The overwhelmingly positive response to the May 2, 2009 ASK DR. DEL RYE column and our presentation of some of the helmet adaptations seen on NFL fields through the years, has brought requests for a few more. Please enjoy the ingenuity demonstrated by a number of the game’s best players.


The great Raymond Berry of the Baltimore Colts is of course wearing the iconic Colts TK helmet from their championship era of the late 1950’s. Close observation will note the presence of additional snap stud for his customized protective goggles. Fastidious in every aspect of his preparation, it is interesting that the studs are present on both the 1950’s Riddell helmet Berry is wearing in the black and white photo (and if in color, the cow catcher mask would no doubt be brown) and also in the color photo from the 1960’s. His special “non-slip” custom chinstrap shroud made his helmet more comfortable, thus allowing full focus upon his job of receiving the football from Johnny U.




The Los Angeles Rams’ Les Josephson was consistently underrated during a solid eleven year career.  Used to overcoming the odds that were stacked against him, Josephson became an outstanding collegiate football player despite participating only in Eight Man Football at his small Minnesota high school. At Augustana College in South Dakota, he was again a reliable player with all-around skills, but largely ignored due to the anonymity of his small college. Still he was invited to the Dallas Cowboys’ 1964 training camp as an undrafted free agent and picked up by the Rams after being released late in camp by Dallas. Josephson was a mainstay in the Roman Garbriel led offense of the Rams and was named to the 1968 Pro Bowl squad. He also overcame a broken jaw, playing with a customized steel jaw brace that was padded with foam and a vinyl covering.

Another broken jaw, this one suffered by Pro Football Hall Of Fame offensive lineman and long time television broadcaster Dan Dierdorf, 
is protected by a custom-made Schutt face mask designed especially for this purpose.
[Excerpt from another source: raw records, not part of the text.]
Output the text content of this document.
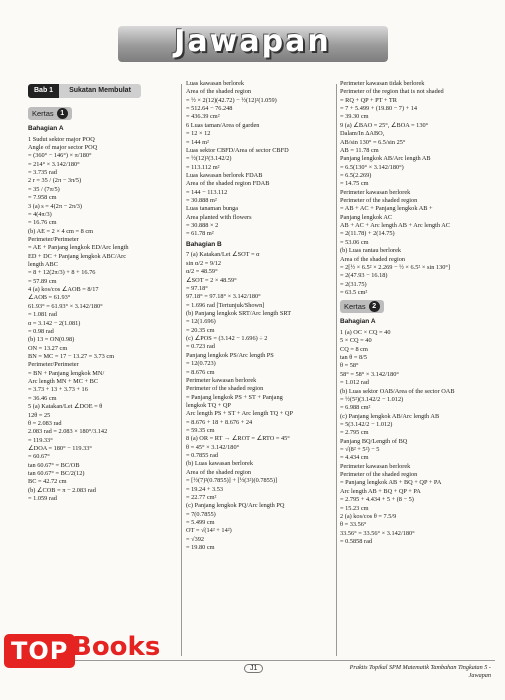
Jawapan
Bab 1	Sukatan Membulat
Kertas 1
Bahagian A
1 Sudut sektor major POQ
Angle of major sector POQ
= (360° − 146°) × π/180°
= 214° × 3.142/180°
= 3.735 rad
2 r = 35 / (2π − 3π/5)
= 35 / (7π/5)
= 7.958 cm
3 (a) s = 4(2π − 2π/3)
= 4(4π/3)
= 16.76 cm
(b) AE = 2 × 4 cm = 8 cm
Perimeter/Perimeter
= AE + Panjang lengkok ED/Arc length
ED + DC + Panjang lengkok ABC/Arc
length ABC
= 8 + 12(2π/3) + 8 + 16.76
= 57.89 cm
4 (a) kos/cos ∠AOB = 8/17
∠AOB = 61.93°
61.93° = 61.93° × 3.142/180°
= 1.081 rad
α = 3.142 − 2(1.081)
= 0.98 rad
(b) 13 = ON(0.98)
ON = 13.27 cm
BN = MC = 17 − 13.27 = 3.73 cm
Perimeter/Perimeter
= BN + Panjang lengkok MN/
Arc length MN + MC + BC
= 3.73 + 13 + 3.73 + 16
= 36.46 cm
5 (a) Katakan/Let ∠DOE = θ
12θ = 25
θ = 2.083 rad
2.083 rad = 2.083 × 180°/3.142
= 119.33°
∠DOA = 180° − 119.33°
= 60.67°
tan 60.67° = BC/OB
tan 60.67° = BC/2(12)
BC = 42.72 cm
(b) ∠COB = π − 2.083 rad
= 1.059 rad
Luas kawasan berlorek
Area of the shaded region
= ½ × 2(12)(42.72) − ½(12)²(1.059)
= 512.64 − 76.248
= 436.39 cm²
6 Luas taman/Area of garden
= 12 × 12
= 144 m²
Luas sektor CBFD/Area of sector CBFD
= ½(12)²(3.142/2)
= 113.112 m²
Luas kawasan berlorek FDAB
Area of the shaded region FDAB
= 144 − 113.112
= 30.888 m²
Luas tanaman bunga
Area planted with flowers
= 30.888 × 2
= 61.78 m²
Bahagian B
7 (a) Katakan/Let ∠SOT = α
sin α/2 = 9/12
α/2 = 48.59°
∠SOT = 2 × 48.59°
= 97.18°
97.18° = 97.18° × 3.142/180°
= 1.696 rad [Tertunjuk/Shown]
(b) Panjang lengkok SRT/Arc length SRT
= 12(1.696)
= 20.35 cm
(c) ∠POS = (3.142 − 1.696) ÷ 2
= 0.723 rad
Panjang lengkok PS/Arc length PS
= 12(0.723)
= 8.676 cm
Perimeter kawasan berlorek
Perimeter of the shaded region
= Panjang lengkok PS + ST + Panjang
lengkok TQ + QP
Arc length PS + ST + Arc length TQ + QP
= 8.676 + 18 + 8.676 + 24
= 59.35 cm
8 (a) OR = RT → ∠ROT = ∠RTO = 45°
θ = 45° × 3.142/180°
= 0.7855 rad
(b) Luas kawasan berlorek
Area of the shaded region
= [½(7)²(0.7855)] + [½(3²)(0.7855)]
= 19.24 + 3.53
= 22.77 cm²
(c) Panjang lengkok PQ/Arc length PQ
= 7(0.7855)
= 5.499 cm
OT = √(14² + 14²)
= √392
= 19.80 cm
Perimeter kawasan tidak berlorek
Perimeter of the region that is not shaded
= RQ + QP + PT + TR
= 7 + 5.499 + (19.80 − 7) + 14
= 39.30 cm
9 (a) ∠BAO = 25°, ∠BOA = 130°
Dalam/In ΔABO,
AB/sin 130° = 6.5/sin 25°
AB = 11.78 cm
Panjang lengkok AB/Arc length AB
= 6.5(130° × 3.142/180°)
= 6.5(2.269)
= 14.75 cm
Perimeter kawasan berlorek
Perimeter of the shaded region
= AB + AC + Panjang lengkok AB +
Panjang lengkok AC
AB + AC + Arc length AB + Arc length AC
= 2(11.78) + 2(14.75)
= 53.06 cm
(b) Luas rantau berlorek
Area of the shaded region
= 2[½ × 6.5² × 2.269 − ½ × 6.5² × sin 130°]
= 2(47.93 − 16.18)
= 2(31.75)
= 63.5 cm²
Kertas 2
Bahagian A
1 (a) OC × CQ = 40
5 × CQ = 40
CQ = 8 cm
tan θ = 8/5
θ = 58°
58° = 58° × 3.142/180°
= 1.012 rad
(b) Luas sektor OAB/Area of the sector OAB
= ½(5²)(3.142/2 − 1.012)
= 6.988 cm²
(c) Panjang lengkok AB/Arc length AB
= 5(3.142/2 − 1.012)
= 2.795 cm
Panjang BQ/Length of BQ
= √(8² + 5²) − 5
= 4.434 cm
Perimeter kawasan berlorek
Perimeter of the shaded region
= Panjang lengkok AB + BQ + QP + PA
Arc length AB + BQ + QP + PA
= 2.795 + 4.434 + 5 + (8 − 5)
= 15.23 cm
2 (a) kos/cos θ = 7.5/9
θ = 33.56°
33.56° = 33.56° × 3.142/180°
= 0.5858 rad
J1	Praktis Topikal SPM Matematik Tambahan Tingkatan 5 -
Jawapan
TOP Books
The many helmets of “Little” Joe Washington have been featured previously at HELMET HUT and a number of them have differed from those worn by his teammates 
[ ] including the “tucked feather” decal of his beautiful Washington Redskins headgear. Joe, always careful to have his uniform fit to his exacting requirements, demonstrates yet another helmet adaptation in this photo, demonstrating a two bar mask that is placed exactly  one-half-inch anterior or forward of what would be its normal position.


Certainly one of the best collegiate and professional players of his era, the Oakland Raiders Fred Biletnikoff was considered to be “innovative” in developing moves to separate himself from defenders in order to become an open target for his quarterbacks. Lacking size and speed, his clutch receptions resulted from his acute awareness and attention to detail. Seeking to protect a broken nose, Fred B. chose a mask not often used by receivers, in fact not often used by anyone.  This prototype was one of the the light weight stainless steel Dungard Supermasks.   We know that broken nose was not comfortable, but it sure isn't comfortable for us to see Fred in anything other than a Riddell one bar.